Fustigeant le « déclassement qui menace la grandeur de notre nation » et l’immigration « qui a gangrené nos cités », le député des Alpes-Maritimes répète d’entrée de jeu son soutien à Laurent Wauquiez pour la présidentielle de 2027. Il promet aussi une « opposition claire, sans ambiguïté, sans compromission » à la macronie, qui aura pourtant besoin de l’appoint de voix de LR pour faire voter des textes cruciaux (notamment le budget) à l’automne.

« La droite doit porter un projet de civilisation »

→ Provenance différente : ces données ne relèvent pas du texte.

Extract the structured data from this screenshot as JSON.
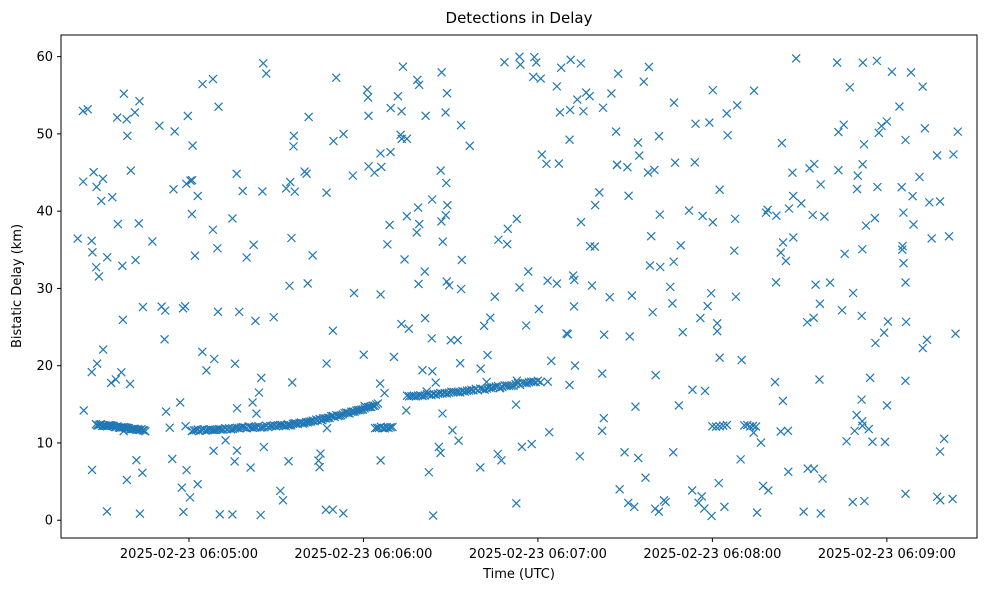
{
  "chart_data": {
    "type": "scatter",
    "title": "Detections in Delay",
    "xlabel": "Time (UTC)",
    "ylabel": "Bistatic Delay (km)",
    "marker": "x",
    "color": "#1f77b4",
    "grid": false,
    "legend": "none",
    "xlim": [
      "2025-02-23 06:04:16",
      "2025-02-23 06:09:31"
    ],
    "ylim": [
      -2.3,
      62.8
    ],
    "xticks": [
      "2025-02-23 06:05:00",
      "2025-02-23 06:06:00",
      "2025-02-23 06:07:00",
      "2025-02-23 06:08:00",
      "2025-02-23 06:09:00"
    ],
    "yticks": [
      0,
      10,
      20,
      30,
      40,
      50,
      60
    ],
    "tracks": [
      {
        "start": [
          "2025-02-23 06:04:28",
          12.4
        ],
        "end": [
          "2025-02-23 06:04:45",
          11.6
        ],
        "count": 40
      },
      {
        "start": [
          "2025-02-23 06:05:01",
          11.6
        ],
        "end": [
          "2025-02-23 06:05:34",
          12.3
        ],
        "count": 50
      },
      {
        "start": [
          "2025-02-23 06:05:34",
          12.3
        ],
        "end": [
          "2025-02-23 06:06:05",
          15.0
        ],
        "count": 55
      },
      {
        "start": [
          "2025-02-23 06:06:04",
          12.0
        ],
        "end": [
          "2025-02-23 06:06:10",
          12.0
        ],
        "count": 10
      },
      {
        "start": [
          "2025-02-23 06:06:15",
          16.0
        ],
        "end": [
          "2025-02-23 06:07:00",
          18.0
        ],
        "count": 60
      },
      {
        "start": [
          "2025-02-23 06:08:00",
          12.2
        ],
        "end": [
          "2025-02-23 06:08:05",
          12.2
        ],
        "count": 5
      },
      {
        "start": [
          "2025-02-23 06:08:11",
          12.2
        ],
        "end": [
          "2025-02-23 06:08:15",
          12.2
        ],
        "count": 5
      }
    ],
    "clutter": {
      "count": 460,
      "x_range": [
        "2025-02-23 06:04:21",
        "2025-02-23 06:09:25"
      ],
      "y_range": [
        0.5,
        60
      ]
    }
  }
}
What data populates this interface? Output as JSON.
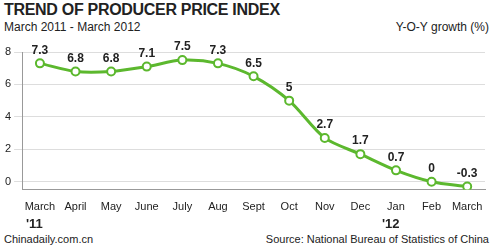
{
  "chart_data": {
    "type": "line",
    "title": "TREND OF PRODUCER PRICE INDEX",
    "subtitle": "March 2011 - March 2012",
    "y_label": "Y-O-Y growth (%)",
    "credit": "Chinadaily.com.cn",
    "source": "Source: National Bureau of Statistics of China",
    "categories": [
      "March",
      "April",
      "May",
      "June",
      "July",
      "Aug",
      "Sept",
      "Oct",
      "Nov",
      "Dec",
      "Jan",
      "Feb",
      "March"
    ],
    "years": [
      "'11",
      null,
      null,
      null,
      null,
      null,
      null,
      null,
      null,
      null,
      "'12",
      null,
      null
    ],
    "values": [
      7.3,
      6.8,
      6.8,
      7.1,
      7.5,
      7.3,
      6.5,
      5,
      2.7,
      1.7,
      0.7,
      0,
      -0.3
    ],
    "color": "#5cb82e",
    "marker": "circle",
    "ylim": [
      -0.5,
      8
    ],
    "yticks": [
      0,
      2,
      4,
      6,
      8
    ],
    "grid": true,
    "data_labels": true
  }
}
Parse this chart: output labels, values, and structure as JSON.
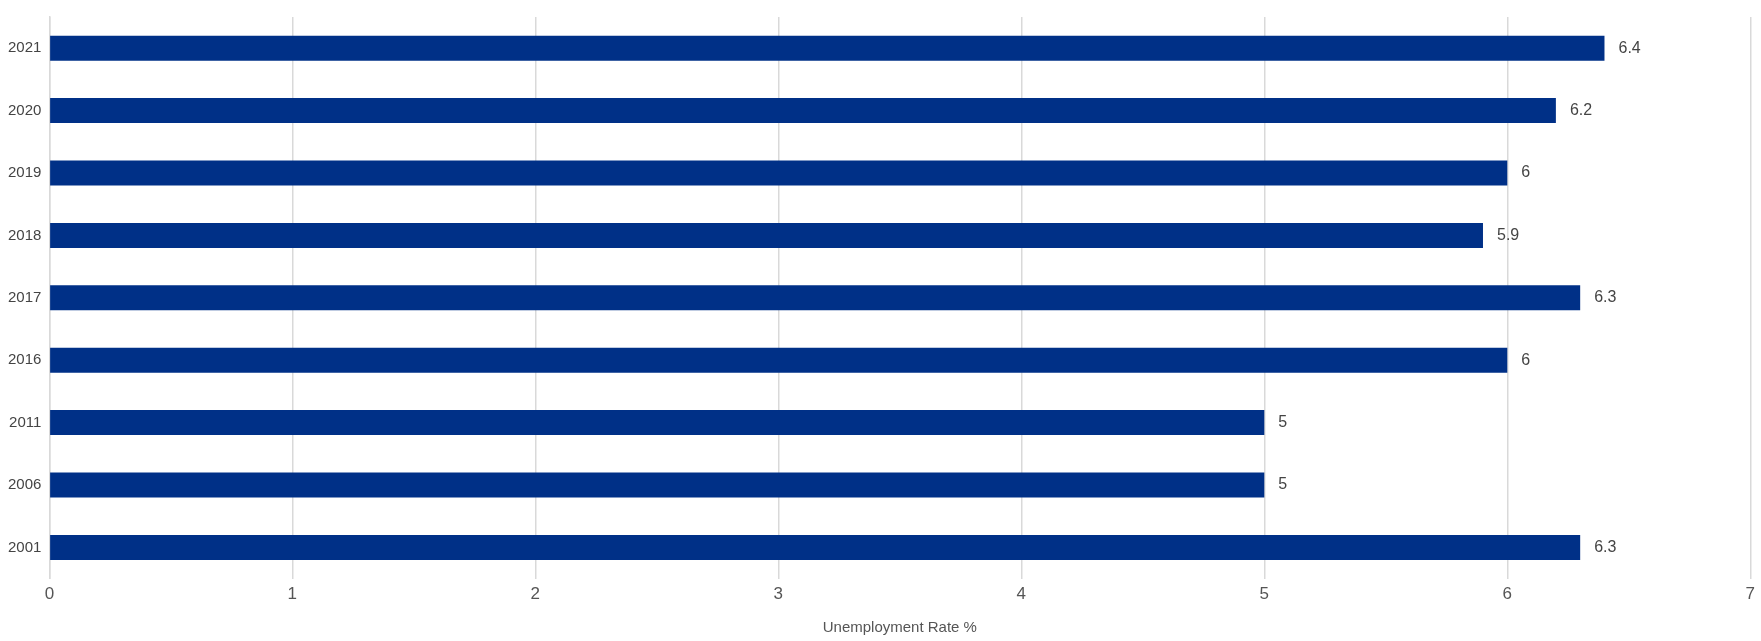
{
  "chart_data": {
    "type": "bar",
    "orientation": "horizontal",
    "xlabel": "Unemployment Rate %",
    "categories": [
      "2021",
      "2020",
      "2019",
      "2018",
      "2017",
      "2016",
      "2011",
      "2006",
      "2001"
    ],
    "values": [
      6.4,
      6.2,
      6,
      5.9,
      6.3,
      6,
      5,
      5,
      6.3
    ],
    "color": "#003087",
    "xlim": [
      0,
      7
    ],
    "xticks": [
      0,
      1,
      2,
      3,
      4,
      5,
      6,
      7
    ],
    "grid": "x",
    "data_labels": true,
    "legend": false
  }
}
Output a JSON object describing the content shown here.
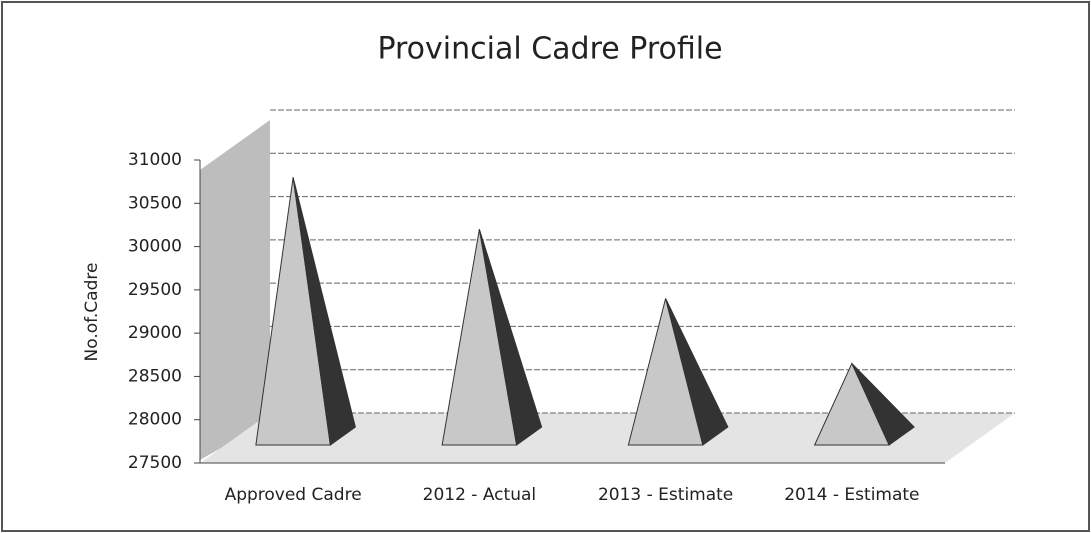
{
  "chart_data": {
    "type": "pyramid",
    "title": "Provincial Cadre Profile",
    "y_label": "No.of.Cadre",
    "categories": [
      "Approved Cadre",
      "2012 -  Actual",
      "2013 - Estimate",
      "2014 -  Estimate"
    ],
    "values": [
      30800,
      30200,
      29400,
      28650
    ],
    "color": "#c8c8c8",
    "ylim": [
      27500,
      31000
    ],
    "yticks": [
      27500,
      28000,
      28500,
      29000,
      29500,
      30000,
      30500,
      31000
    ],
    "grid": true
  }
}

Sa candidature en effraie certains, il le sait, et met en garde contre la recherche d’une alternative : « le rassemblement de l’immobilisme a triomphé » en 2021, avec le choix de Valérie Pécresse comme candidate à la présidentielle. « Je suis sûr que vous ne laisserez pas ce scenario se rejouer », ajoute le candidat qui peut se prévaloir d’un fort soutien chez les adhérents du sud-est. Candidat plus consensuel en vue de l’élection du 3 décembre, Bruno Retailleau délivre lui aussi un discours musclé pendant ses 20 minutes sur scène. « La droite doit porter un projet de civilisation » car « la droite c’est l’identité, une vraie droite quitte à froisser la bien-pensance », lance le patron des sénateurs LR, qui veut « répondre à l’angoisse du déclassement, de la dépossession culturelle ».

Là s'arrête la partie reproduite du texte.